Sie hätte heute weder Kontrolle über das Personal, noch über die Ankäufe, noch über das von 60.000 auf 560.000 Euro angehobene Budget, noch das Ausstellungsprogramm. Alle Entscheidungen, so Madesta, träfen Kulturreferent Martin Strutz und Haiders Ex-Sekretärin, Kulturamtsleiterin Erika Napetschnig - der es laut einem E-Mail nicht einmal peinlich ist, dass sie sich die Privatpost der Direktorin vorlegen lässt.

E
ine fast unglaubliche Geschich te! Laut Strutz jedoch alles nicht wahr: Er verstehe das Verhalten Madestas nicht, sie habe alle Voraussetzungen, um optimal arbeiten zu können: 16 Mitarbeiter, ein gut dotiertes Budget. Das Museum sei eben nicht ausgegliedert, sondern eine Unterabteilung der Kulturabteilung.
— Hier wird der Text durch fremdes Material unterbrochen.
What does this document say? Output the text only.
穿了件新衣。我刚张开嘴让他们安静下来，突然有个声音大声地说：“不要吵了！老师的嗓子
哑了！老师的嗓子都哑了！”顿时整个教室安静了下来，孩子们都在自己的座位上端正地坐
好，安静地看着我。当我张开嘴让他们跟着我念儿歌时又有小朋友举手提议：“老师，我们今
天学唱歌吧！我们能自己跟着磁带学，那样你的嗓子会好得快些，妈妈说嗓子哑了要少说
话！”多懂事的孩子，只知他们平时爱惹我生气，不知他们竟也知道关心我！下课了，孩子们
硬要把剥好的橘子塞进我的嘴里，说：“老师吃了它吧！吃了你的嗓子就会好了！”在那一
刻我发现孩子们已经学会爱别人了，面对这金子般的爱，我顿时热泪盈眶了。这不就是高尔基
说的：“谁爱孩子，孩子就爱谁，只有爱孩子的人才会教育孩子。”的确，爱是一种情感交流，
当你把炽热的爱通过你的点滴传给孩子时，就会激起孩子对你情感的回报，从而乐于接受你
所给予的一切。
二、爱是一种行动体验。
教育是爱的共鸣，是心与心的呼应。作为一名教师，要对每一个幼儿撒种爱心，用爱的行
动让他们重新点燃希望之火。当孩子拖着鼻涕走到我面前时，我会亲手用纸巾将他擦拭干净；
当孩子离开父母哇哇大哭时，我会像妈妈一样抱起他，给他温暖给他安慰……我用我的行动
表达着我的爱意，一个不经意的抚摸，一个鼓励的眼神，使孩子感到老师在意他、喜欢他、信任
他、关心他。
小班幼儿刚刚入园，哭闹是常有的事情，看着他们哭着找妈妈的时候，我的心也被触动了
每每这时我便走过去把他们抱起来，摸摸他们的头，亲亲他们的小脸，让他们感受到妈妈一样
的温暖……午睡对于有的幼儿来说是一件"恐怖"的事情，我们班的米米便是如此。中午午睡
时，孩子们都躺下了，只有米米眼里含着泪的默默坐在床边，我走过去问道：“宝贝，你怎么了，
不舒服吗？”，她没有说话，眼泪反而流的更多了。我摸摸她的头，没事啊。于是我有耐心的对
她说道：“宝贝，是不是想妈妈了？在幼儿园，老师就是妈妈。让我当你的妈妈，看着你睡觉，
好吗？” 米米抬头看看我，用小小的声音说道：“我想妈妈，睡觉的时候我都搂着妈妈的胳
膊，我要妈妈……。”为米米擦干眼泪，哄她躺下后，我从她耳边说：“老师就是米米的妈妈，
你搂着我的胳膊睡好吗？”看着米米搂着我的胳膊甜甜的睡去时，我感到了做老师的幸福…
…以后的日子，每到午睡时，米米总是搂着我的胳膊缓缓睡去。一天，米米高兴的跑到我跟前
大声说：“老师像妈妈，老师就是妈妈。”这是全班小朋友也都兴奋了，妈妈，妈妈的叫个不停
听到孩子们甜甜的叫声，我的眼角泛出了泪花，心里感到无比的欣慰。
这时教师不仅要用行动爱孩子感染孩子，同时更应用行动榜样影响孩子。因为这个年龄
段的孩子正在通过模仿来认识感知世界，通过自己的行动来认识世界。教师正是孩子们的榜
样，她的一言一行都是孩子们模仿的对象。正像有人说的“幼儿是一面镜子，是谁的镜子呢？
Es steht also Aussage gegen Aussage, Strutz lässt die Vorwürfe jetzt von der Landesamtsinspektion prüfen. Und: Er werde weiterhin seine Hand über sie halten. Was Madesta vielleicht nicht unbedingt beruhigt: Seit sie einen Golden Handshake abgelehnt habe, satte 100.000 € brutto, sei alles "noch schlimmer geworden", berichtet sie verzweifelt. An Kündigung denkt sie trotzdem nicht: Sie ist voll Hoffnung in die Zukunft, etwa auf eine Ausgliederung des Museums. Ab nächste Woche ist sie in Mutterschutz. Bleibt zu hoffen, dass diese Angelegenheit schnell und vor allem objektiv geklärt wird. Und sich nicht als "Zickenkrieg" (Strutz) entpuppt.